Mathur lists the following points that you should remember while closing a loan:
- In case of a foreclosure, the borrower must inform the bank and enquire if there are any foreclosure penalties which range from 1 per cent to 5 per cent of the outstanding amount and they should ensure all their original documents are in place.
- It is normal in the case of home and vehicle loans for the banker to put a lien on the collateral to avoid losses from bad loans. The borrower should visit the office of the authorised body to get the lien removed and should also obtain a NOC (No Objection Certificate) showing that all the dues stand cleared and the lender has no claim over the property.
- In case of home loans a detailed statement of all the transactions related to the property called the NEC (Non-Encumbrance Certificate) must be obtained to rule out any discrepancies.

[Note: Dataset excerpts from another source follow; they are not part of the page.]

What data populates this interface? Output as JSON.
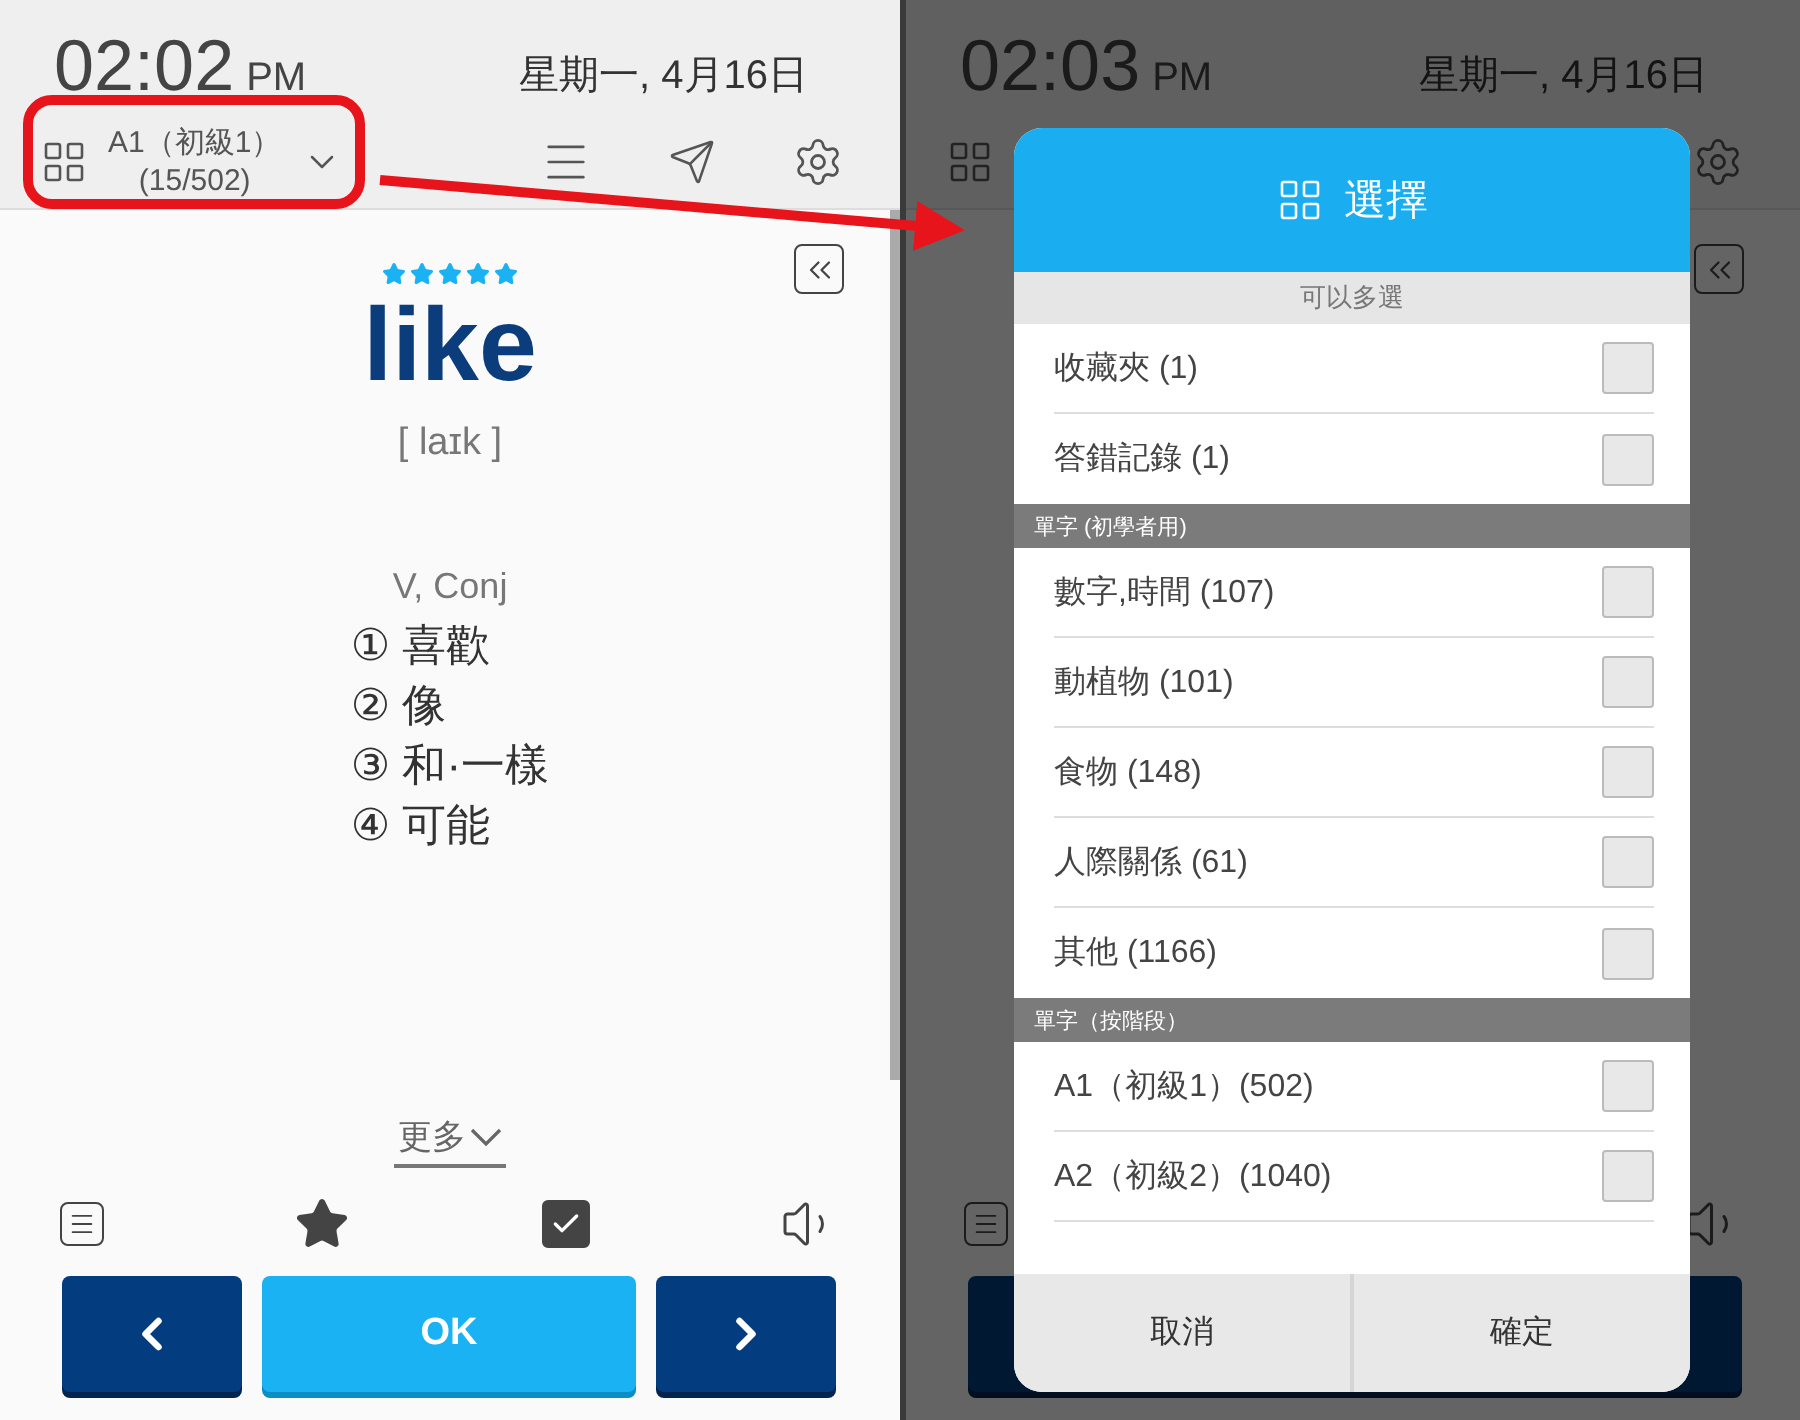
{
  "left_screen": {
    "time": "02:02",
    "meridiem": "PM",
    "date": "星期一, 4月16日",
    "selector": {
      "title": "A1（初級1）",
      "progress": "(15/502)"
    },
    "card": {
      "stars": 5,
      "word": "like",
      "phonetic": "[ laɪk ]",
      "part_of_speech": "V, Conj",
      "meanings": [
        "① 喜歡",
        "② 像",
        "③ 和·一樣",
        "④ 可能"
      ],
      "more": "更多"
    },
    "actions": {
      "favorite": true,
      "learned": true
    },
    "ok_button": "OK"
  },
  "right_screen": {
    "time": "02:03",
    "meridiem": "PM",
    "date": "星期一, 4月16日",
    "dialog": {
      "title": "選擇",
      "groups": [
        {
          "kind": "hint",
          "header": "可以多選",
          "items": [
            {
              "label": "收藏夾 (1)",
              "checked": false
            },
            {
              "label": "答錯記錄 (1)",
              "checked": false
            }
          ]
        },
        {
          "kind": "section",
          "header": "單字 (初學者用)",
          "items": [
            {
              "label": "數字,時間 (107)",
              "checked": false
            },
            {
              "label": "動植物 (101)",
              "checked": false
            },
            {
              "label": "食物 (148)",
              "checked": false
            },
            {
              "label": "人際關係 (61)",
              "checked": false
            },
            {
              "label": "其他 (1166)",
              "checked": false
            }
          ]
        },
        {
          "kind": "section",
          "header": "單字（按階段）",
          "items": [
            {
              "label": "A1（初級1）(502)",
              "checked": false
            },
            {
              "label": "A2（初級2）(1040)",
              "checked": false
            }
          ]
        }
      ],
      "buttons": [
        "取消",
        "確定"
      ]
    }
  }
}
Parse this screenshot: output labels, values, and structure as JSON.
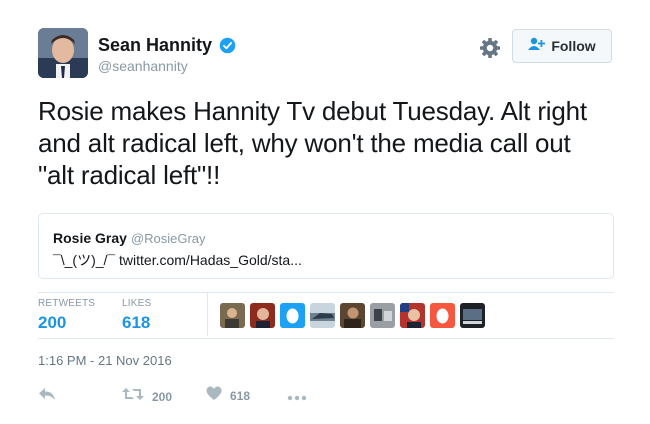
{
  "author": {
    "display_name": "Sean Hannity",
    "handle": "@seanhannity",
    "verified": true,
    "avatar_icon": "profile-photo"
  },
  "follow_button": {
    "label": "Follow",
    "icon": "add-user-icon"
  },
  "settings_icon": "gear-icon",
  "tweet": {
    "text_lines": [
      "Rosie makes Hannity Tv debut Tuesday. Alt right",
      "and alt radical left, why won't the media call out",
      "\"alt radical left\"!!"
    ]
  },
  "quoted_tweet": {
    "name": "Rosie Gray",
    "handle": "@RosieGray",
    "text": "¯\\_(ツ)_/¯ twitter.com/Hadas_Gold/sta..."
  },
  "stats": {
    "retweets_label": "RETWEETS",
    "retweets_count": "200",
    "likes_label": "LIKES",
    "likes_count": "618"
  },
  "likers": [
    "liker-1",
    "liker-2",
    "liker-3",
    "liker-4",
    "liker-5",
    "liker-6",
    "liker-7",
    "liker-8",
    "liker-9"
  ],
  "timestamp": "1:16 PM - 21 Nov 2016",
  "actions": {
    "reply_icon": "reply-icon",
    "retweet_icon": "retweet-icon",
    "retweet_count": "200",
    "like_icon": "heart-icon",
    "like_count": "618",
    "more_icon": "more-icon"
  },
  "colors": {
    "verified_blue": "#1da1f2",
    "link_blue": "#1b95e0",
    "muted": "#8899a6",
    "orange_avatar": "#f5573f",
    "blue_avatar": "#1da1f2"
  }
}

- The borrower needs to ensure that their CIBIL score gets updated which normally takes time to process and negligence may make future borrowing difficult and costly.
“These few things need to be kept in mind while closing a loan. All the documents and deeds should be in the name of the borrower and it should be ensured that the bank or NBFC has no claim on the collateral. These few steps can make the process of closing a loan hassle-free for both parties involved in the process,” said Mathur.
Alok Kumar, Founder & CEO, StockDaddy, lists the steps that you should follow while closing a loan:
- First of all, information about pre-closure charges because several loan products in the market charge hefty amounts at closure.
- Secondly, always consult your financial advisor for accounting of the source of funds used for closure as it must be clear in your books before the closure.
- Then, obtain a NOC from the lender, it ensures that you have duly cleared all the dues and loan is duly closed without any dues or pendency.
- The next important step is obtaining all the original documents that you submitted while applying for the loan.
- Last but not the least; make sure your closure of the loan is duly reflected in your CIBIL score as many times due to operational reasons the loan accounts are not closed in the CIBIL database.